Body-Shaming: Not OK!
Never in my adult life did I ever experience "fat shaming", at least not to my face. But the "skinny-shaming" is out of control!
While I spent years eating my emotions, nobody sat there asking "Are you going to keep gaining?", "How much more are you going to gain?", "Shouldn't you eat less?", "Don't you want to look good?" over and over again.
But now that I've lost so much its like a constant barrage of "Are you done losing yet?", "How much more are you trying to lose?", "Shouldn't you eat more?", "Aren't you happy with the way you look now?" over and over again!
I'm not saying I should have been fat-shamed, but maybe people should have been more concerned when I was unhealthy than they are now that I'm on the right track! And I get that when someone sees me for the first time in a year (especially those that don't know I had surgery) there is bound to be some shock, but the people that make me angriest KNOW I've had surgery and have seen me periodically throughout the year and they still don't stop!

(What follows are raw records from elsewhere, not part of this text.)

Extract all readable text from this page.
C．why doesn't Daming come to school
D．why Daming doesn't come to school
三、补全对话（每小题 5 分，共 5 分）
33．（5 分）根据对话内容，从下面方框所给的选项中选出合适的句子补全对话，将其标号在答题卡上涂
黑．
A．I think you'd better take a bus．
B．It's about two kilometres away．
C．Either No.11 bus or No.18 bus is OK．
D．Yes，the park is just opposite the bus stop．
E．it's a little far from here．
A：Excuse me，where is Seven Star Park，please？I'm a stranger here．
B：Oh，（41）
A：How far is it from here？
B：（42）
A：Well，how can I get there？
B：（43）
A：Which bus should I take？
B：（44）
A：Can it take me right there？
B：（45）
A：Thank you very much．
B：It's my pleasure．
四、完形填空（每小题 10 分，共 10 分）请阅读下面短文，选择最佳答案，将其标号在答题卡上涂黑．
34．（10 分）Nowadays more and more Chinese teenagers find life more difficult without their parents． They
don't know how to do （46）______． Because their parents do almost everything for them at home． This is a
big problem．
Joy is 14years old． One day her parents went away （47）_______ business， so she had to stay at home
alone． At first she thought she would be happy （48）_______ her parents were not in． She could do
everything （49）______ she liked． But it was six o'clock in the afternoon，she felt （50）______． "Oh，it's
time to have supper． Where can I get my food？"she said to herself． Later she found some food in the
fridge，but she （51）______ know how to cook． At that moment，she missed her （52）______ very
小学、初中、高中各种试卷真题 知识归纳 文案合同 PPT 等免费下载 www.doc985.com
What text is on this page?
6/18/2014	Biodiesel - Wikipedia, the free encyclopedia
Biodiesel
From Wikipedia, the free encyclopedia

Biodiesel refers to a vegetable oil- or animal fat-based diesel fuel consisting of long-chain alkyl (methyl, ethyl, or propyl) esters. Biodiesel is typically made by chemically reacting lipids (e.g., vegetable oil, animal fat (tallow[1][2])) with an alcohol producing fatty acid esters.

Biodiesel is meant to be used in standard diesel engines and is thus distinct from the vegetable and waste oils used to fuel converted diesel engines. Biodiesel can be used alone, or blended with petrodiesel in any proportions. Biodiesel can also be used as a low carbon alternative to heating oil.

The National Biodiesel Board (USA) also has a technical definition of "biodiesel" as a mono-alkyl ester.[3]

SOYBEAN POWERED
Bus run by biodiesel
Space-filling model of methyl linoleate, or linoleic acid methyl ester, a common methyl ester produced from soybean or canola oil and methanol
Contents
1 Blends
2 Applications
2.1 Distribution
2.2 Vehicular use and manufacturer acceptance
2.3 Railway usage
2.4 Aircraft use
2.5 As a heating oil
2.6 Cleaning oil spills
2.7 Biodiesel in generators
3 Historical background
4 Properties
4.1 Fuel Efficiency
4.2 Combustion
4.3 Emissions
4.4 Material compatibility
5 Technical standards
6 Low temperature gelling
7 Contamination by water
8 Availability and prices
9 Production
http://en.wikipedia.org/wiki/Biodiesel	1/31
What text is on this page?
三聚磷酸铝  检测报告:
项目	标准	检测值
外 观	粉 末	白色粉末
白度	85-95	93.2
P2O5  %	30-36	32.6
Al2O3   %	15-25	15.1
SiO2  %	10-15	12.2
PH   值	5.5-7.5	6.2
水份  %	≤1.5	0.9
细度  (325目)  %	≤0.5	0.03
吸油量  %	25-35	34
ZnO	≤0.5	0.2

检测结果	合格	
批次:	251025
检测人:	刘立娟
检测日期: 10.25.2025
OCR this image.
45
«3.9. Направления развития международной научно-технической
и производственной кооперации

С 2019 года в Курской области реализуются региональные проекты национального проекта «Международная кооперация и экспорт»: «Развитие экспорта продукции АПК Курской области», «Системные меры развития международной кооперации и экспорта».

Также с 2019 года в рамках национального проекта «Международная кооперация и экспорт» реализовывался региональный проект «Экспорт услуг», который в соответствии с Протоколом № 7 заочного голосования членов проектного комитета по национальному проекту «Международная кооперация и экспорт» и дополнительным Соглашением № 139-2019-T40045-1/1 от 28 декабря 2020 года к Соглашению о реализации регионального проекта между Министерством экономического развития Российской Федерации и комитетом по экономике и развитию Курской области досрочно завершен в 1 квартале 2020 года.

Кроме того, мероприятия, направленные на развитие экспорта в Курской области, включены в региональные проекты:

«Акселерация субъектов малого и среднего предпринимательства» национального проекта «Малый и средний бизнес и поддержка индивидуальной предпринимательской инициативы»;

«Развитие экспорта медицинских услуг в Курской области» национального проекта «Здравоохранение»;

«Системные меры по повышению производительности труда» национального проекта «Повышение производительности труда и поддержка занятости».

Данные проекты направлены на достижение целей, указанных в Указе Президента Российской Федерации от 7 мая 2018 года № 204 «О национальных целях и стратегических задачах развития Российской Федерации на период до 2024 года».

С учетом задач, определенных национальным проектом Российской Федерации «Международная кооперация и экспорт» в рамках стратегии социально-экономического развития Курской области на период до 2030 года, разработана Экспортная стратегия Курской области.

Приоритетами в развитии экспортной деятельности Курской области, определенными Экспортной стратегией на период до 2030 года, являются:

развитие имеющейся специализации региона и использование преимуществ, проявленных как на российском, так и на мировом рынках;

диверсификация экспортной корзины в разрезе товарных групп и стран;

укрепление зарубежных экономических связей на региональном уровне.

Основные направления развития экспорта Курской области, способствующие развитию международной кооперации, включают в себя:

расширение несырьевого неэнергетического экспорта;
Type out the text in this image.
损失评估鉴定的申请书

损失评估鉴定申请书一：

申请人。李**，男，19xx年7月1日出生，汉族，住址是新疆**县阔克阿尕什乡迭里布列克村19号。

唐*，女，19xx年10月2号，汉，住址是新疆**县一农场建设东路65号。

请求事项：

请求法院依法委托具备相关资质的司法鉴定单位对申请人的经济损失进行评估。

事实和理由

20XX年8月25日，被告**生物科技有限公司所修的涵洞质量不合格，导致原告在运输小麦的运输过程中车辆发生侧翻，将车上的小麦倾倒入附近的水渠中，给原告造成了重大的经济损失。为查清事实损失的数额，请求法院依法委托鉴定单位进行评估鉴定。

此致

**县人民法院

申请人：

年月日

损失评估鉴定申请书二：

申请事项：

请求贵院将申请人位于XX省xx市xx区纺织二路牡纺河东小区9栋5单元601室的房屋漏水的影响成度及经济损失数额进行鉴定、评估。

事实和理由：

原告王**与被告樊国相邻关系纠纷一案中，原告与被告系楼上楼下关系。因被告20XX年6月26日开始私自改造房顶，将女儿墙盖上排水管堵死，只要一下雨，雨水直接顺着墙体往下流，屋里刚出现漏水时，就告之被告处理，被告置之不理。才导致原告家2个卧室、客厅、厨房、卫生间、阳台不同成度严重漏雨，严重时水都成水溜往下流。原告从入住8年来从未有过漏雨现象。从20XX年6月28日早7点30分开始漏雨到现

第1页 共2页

Like, it's not OK! Honestly, I've made comments to my skinnier friends over the years that even I regret, but never in the same vein. I've tried to chalk a lot of it up to jealousy, envy, not understanding the purpose of bariatric surgery in the first place, etc... but at the end of the day it's still bullying and I've had enough of it! I've tried to be polite about it but I'm done with that now!
Mind your own damn waistlines and leave me the fuck alone!
Note: While I still can't take a freaking compliment, "You look amazing!", "I'm proud of you!", "You must be so happy!", "How do you feel?", "Do you have any regrets?"... are all acceptable, and welcomed, comments!!!